Oil prices fell on Thursday as forecasts of mild U.S. weather prompted traders to take profits from a rally that has added over 30 percent to the cost of crude this year.

Prices had gained nearly $2 the previous session as two car bombs in Saudi Arabia rekindled fears over Middle East supply security, one of the factors behind this year's rally.

In the last trading day of 2004 for U.S. oil, prices were down 74 cents at $42.90 a barrel on the New York Mercantile Exchange (search) — around $10 higher than the beginning of the year, but nearly $13 below the contract's all-time high of $55.67 on Oct. 25.

Oil prices have fallen hard over the last two months on signs that high fuel costs were beginning to weigh on economic growth.

A mild U.S. winter and year-on-year surplus in U.S. crude stocks have also prompted speculative funds to take money out of energy and pursue equity or money markets.

A 4.5 percent rally on Wednesday was also driven by a draw in weekly U.S. winter fuel stockpiles (search) that kept the market anxious about whether inventories are high enough to meet demand for heating fuel in the northern winter.

"Either the system copes well enough with the distillate demand surge... which will cause short term price weakness, or the system begins to struggle to meet demand, in which case there is still a significant price upside," said Barclays Capital bank in a report.

In Saudi Arabia, suicide bombers tried to storm the kingdom's Interior Ministry and a security unit in the capital Riyadh on Wednesday, but were blocked and detonated their cars outside the gates, wounding at least 18 people.

It was the second major militant strike this month amid a surge of Islamic militant violence in which about 170 people have been killed, including Westerners, since May 2003.

Oil facilities and exports have not been affected, but traders remain anxious over the kingdom's 9.6 million barrels per day of production — more than a tenth of world supply.

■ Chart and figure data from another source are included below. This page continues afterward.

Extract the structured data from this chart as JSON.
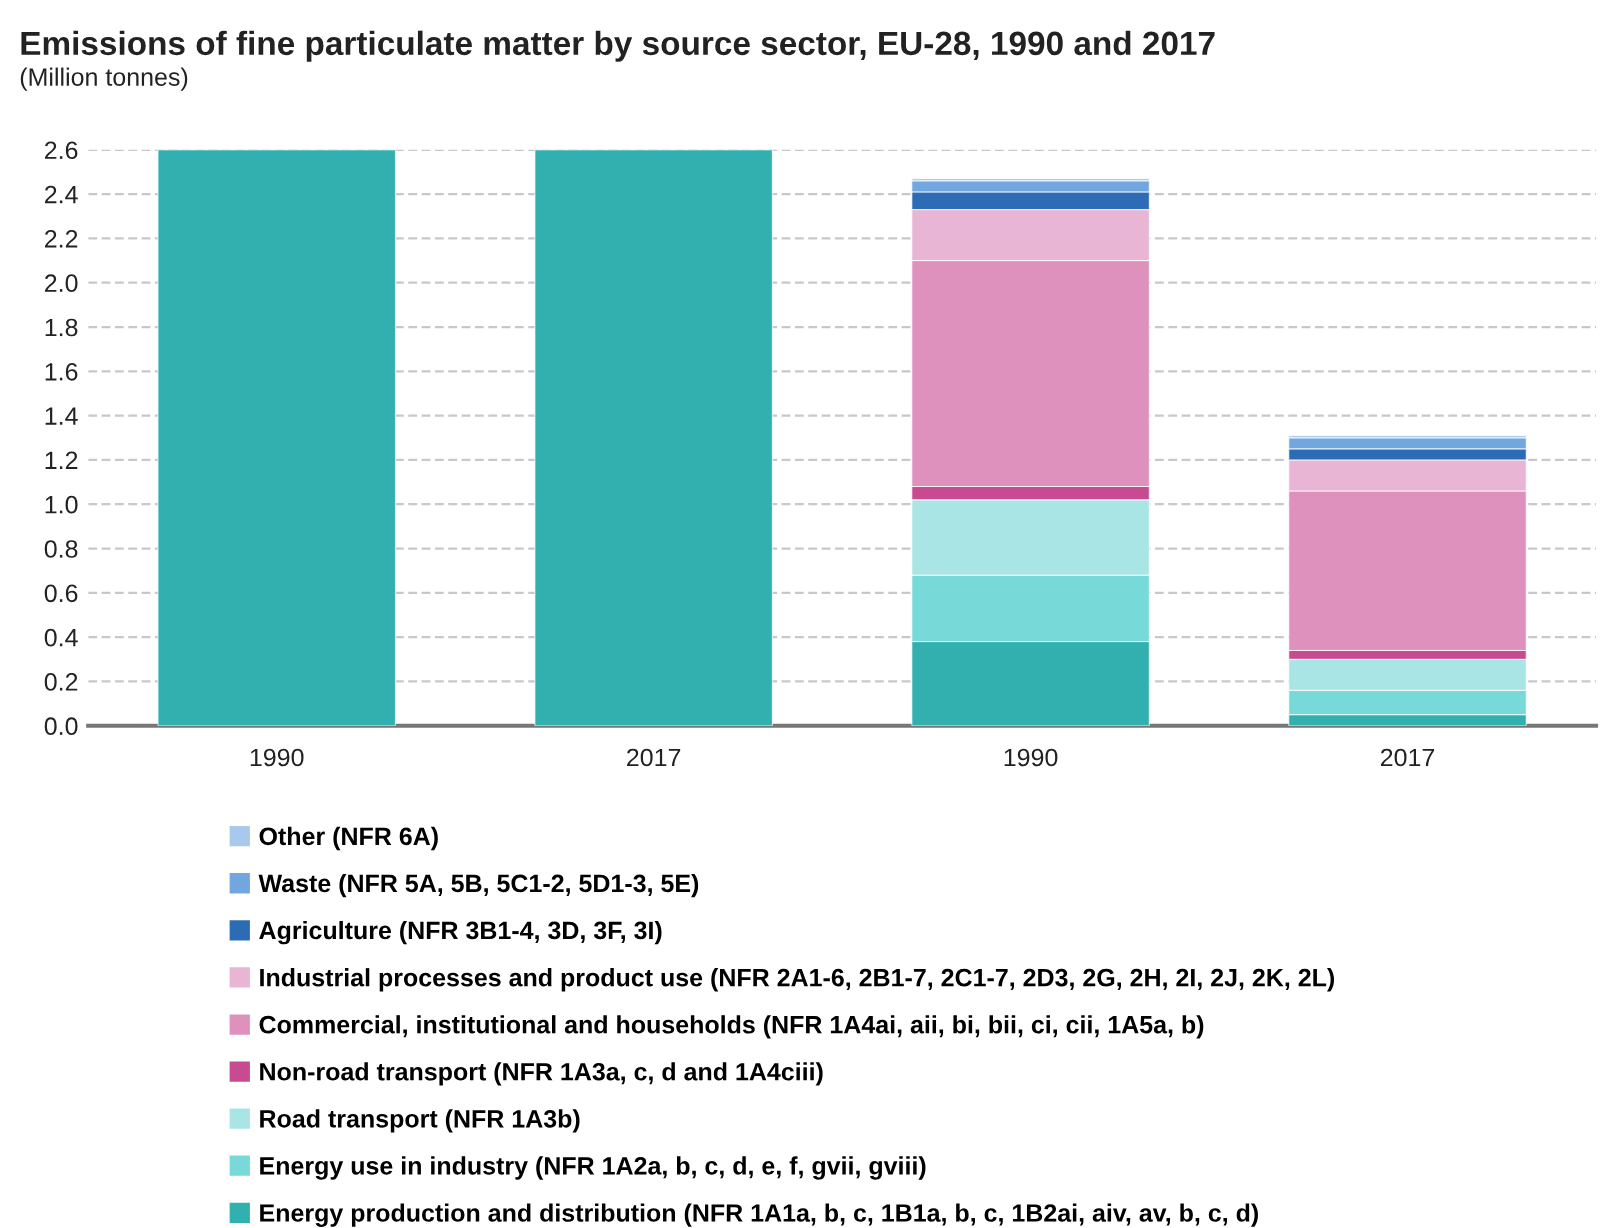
{
  "chart_data": {
    "type": "bar",
    "stacked": true,
    "title": "Emissions of fine particulate matter by source sector, EU-28, 1990 and 2017",
    "subtitle": "(Million tonnes)",
    "categories": [
      "1990",
      "2017",
      "1990",
      "2017"
    ],
    "series": [
      {
        "name": "Energy production and distribution (NFR 1A1a, b, c, 1B1a, b, c, 1B2ai, aiv, av, b, c, d)",
        "color": "#32b0b0",
        "values": [
          2.6,
          2.6,
          0.38,
          0.05
        ]
      },
      {
        "name": "Energy use in industry (NFR 1A2a, b, c, d, e, f, gvii, gviii)",
        "color": "#78d9d9",
        "values": [
          null,
          null,
          0.3,
          0.11
        ]
      },
      {
        "name": "Road transport (NFR 1A3b)",
        "color": "#a9e5e5",
        "values": [
          null,
          null,
          0.34,
          0.14
        ]
      },
      {
        "name": "Non-road transport (NFR 1A3a, c, d and 1A4ciii)",
        "color": "#c84b92",
        "values": [
          null,
          null,
          0.06,
          0.04
        ]
      },
      {
        "name": "Commercial, institutional and households (NFR 1A4ai, aii, bi, bii, ci, cii, 1A5a, b)",
        "color": "#de91bd",
        "values": [
          null,
          null,
          1.02,
          0.72
        ]
      },
      {
        "name": "Industrial processes and product use (NFR 2A1-6, 2B1-7, 2C1-7, 2D3, 2G, 2H, 2I, 2J, 2K, 2L)",
        "color": "#e9b5d4",
        "values": [
          null,
          null,
          0.23,
          0.14
        ]
      },
      {
        "name": "Agriculture (NFR 3B1-4, 3D, 3F, 3I)",
        "color": "#2b6cb5",
        "values": [
          null,
          null,
          0.08,
          0.05
        ]
      },
      {
        "name": "Waste (NFR 5A, 5B, 5C1-2, 5D1-3, 5E)",
        "color": "#72a6df",
        "values": [
          null,
          null,
          0.05,
          0.05
        ]
      },
      {
        "name": "Other (NFR 6A)",
        "color": "#a9c9ec",
        "values": [
          null,
          null,
          0.01,
          0.01
        ]
      }
    ],
    "ylim": [
      0,
      2.6
    ],
    "yticks": [
      {
        "value": 0,
        "label": "0.0"
      },
      0.2,
      0.4,
      0.6,
      0.8,
      {
        "value": 1.0,
        "label": "1.0"
      },
      1.2,
      1.4,
      1.6,
      1.8,
      {
        "value": 2.0,
        "label": "2.0"
      },
      2.2,
      2.4,
      2.6
    ],
    "grid": "y",
    "legend": "bottom"
  }
}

Usama bin Laden (search) urged fighters loyal to his network to attack Gulf and Iraqi oil infrastructure earlier this month.

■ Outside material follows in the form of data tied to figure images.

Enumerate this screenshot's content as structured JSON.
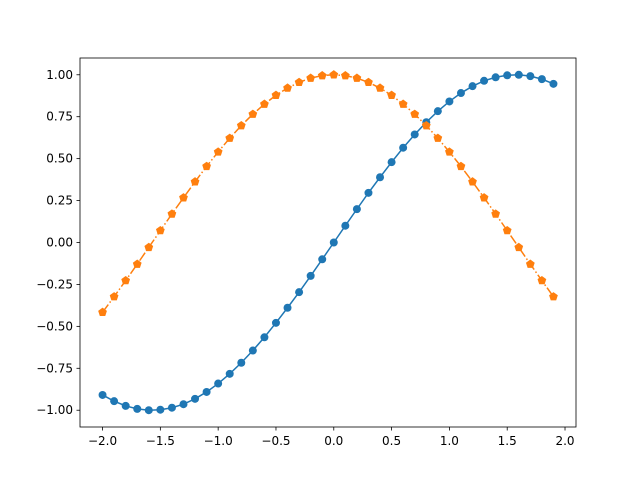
{
  "chart_data": {
    "type": "line",
    "title": "",
    "xlabel": "",
    "ylabel": "",
    "xlim": [
      -2.195,
      2.095
    ],
    "ylim": [
      -1.1,
      1.1
    ],
    "grid": false,
    "legend": "none",
    "x_ticks": [
      -2.0,
      -1.5,
      -1.0,
      -0.5,
      0.0,
      0.5,
      1.0,
      1.5,
      2.0
    ],
    "x_tick_labels": [
      "−2.0",
      "−1.5",
      "−1.0",
      "−0.5",
      "0.0",
      "0.5",
      "1.0",
      "1.5",
      "2.0"
    ],
    "y_ticks": [
      -1.0,
      -0.75,
      -0.5,
      -0.25,
      0.0,
      0.25,
      0.5,
      0.75,
      1.0
    ],
    "y_tick_labels": [
      "−1.00",
      "−0.75",
      "−0.50",
      "−0.25",
      "0.00",
      "0.25",
      "0.50",
      "0.75",
      "1.00"
    ],
    "x": [
      -2.0,
      -1.9,
      -1.8,
      -1.7,
      -1.6,
      -1.5,
      -1.4,
      -1.3,
      -1.2,
      -1.1,
      -1.0,
      -0.9,
      -0.8,
      -0.7,
      -0.6,
      -0.5,
      -0.4,
      -0.3,
      -0.2,
      -0.1,
      0.0,
      0.1,
      0.2,
      0.3,
      0.4,
      0.5,
      0.6,
      0.7,
      0.8,
      0.9,
      1.0,
      1.1,
      1.2,
      1.3,
      1.4,
      1.5,
      1.6,
      1.7,
      1.8,
      1.9
    ],
    "series": [
      {
        "color": "#1f77b4",
        "marker": "circle",
        "linestyle": "solid",
        "values": [
          -0.909,
          -0.946,
          -0.974,
          -0.992,
          -1.0,
          -0.997,
          -0.985,
          -0.964,
          -0.932,
          -0.891,
          -0.841,
          -0.783,
          -0.717,
          -0.644,
          -0.565,
          -0.479,
          -0.389,
          -0.296,
          -0.199,
          -0.1,
          0.0,
          0.1,
          0.199,
          0.296,
          0.389,
          0.479,
          0.565,
          0.644,
          0.717,
          0.783,
          0.841,
          0.891,
          0.932,
          0.964,
          0.985,
          0.997,
          1.0,
          0.992,
          0.974,
          0.946
        ]
      },
      {
        "color": "#ff7f0e",
        "marker": "pentagon",
        "linestyle": "dash-dot",
        "values": [
          -0.416,
          -0.323,
          -0.227,
          -0.129,
          -0.029,
          0.071,
          0.17,
          0.267,
          0.362,
          0.454,
          0.54,
          0.622,
          0.697,
          0.765,
          0.825,
          0.878,
          0.921,
          0.955,
          0.98,
          0.995,
          1.0,
          0.995,
          0.98,
          0.955,
          0.921,
          0.878,
          0.825,
          0.765,
          0.697,
          0.622,
          0.54,
          0.454,
          0.362,
          0.267,
          0.17,
          0.071,
          -0.029,
          -0.129,
          -0.227,
          -0.323
        ]
      }
    ]
  }
}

Oil rallied steadily this year as a surge in demand forced OPEC producers to pump at their highest level in 25 years, leaving little spare capacity to deal with unexpected outages and sharpening concern over oil supply security.

Falling prices after the October highs spurred OPEC to trim 1 million bpd of excess supply from Jan. 1, hoping to prevent a rapid build in stocks they fear could drag prices lower when demand wanes after the northern winter.

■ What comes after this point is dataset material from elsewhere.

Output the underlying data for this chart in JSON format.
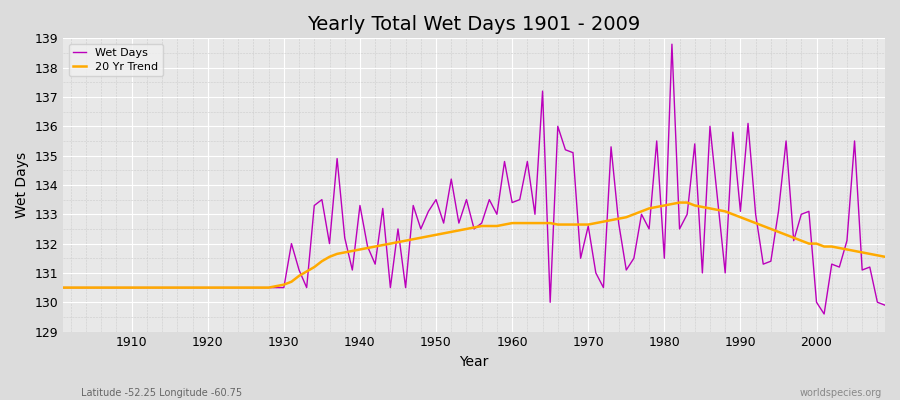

The International Energy Agency's (search) chief economist said on Thursday that prices should fall in 2005 due to lower demand growth.

"If there is no significant geo-political event, we can say oil prices will find more moderate levels in 2005," said the IEA's Fatih Birol.

But sustained falls in the value of the dollar — reducing producers' purchasing power from oil sales denominated in the U.S. currency — has strengthened OPEC's resolve to stop further price falls.

The oil price outlook for early next year hinges on U.S. weather, which will dictate heating oil demand in the Northeast, the biggest market for the fuel, dealers said.

On Wednesday the Energy Information Administration (search) said stocks of distillate fuel, including heating oil and diesel fuel, dropped by 800,000 barrels last week to 119.1 million barrels.

Lower-than-normal temperatures last week helped pull down heating oil stocks by one million barrels, leaving them a worrying 12.4 percent below last year, but milder weather this week may allow refiners to rebuild supplies.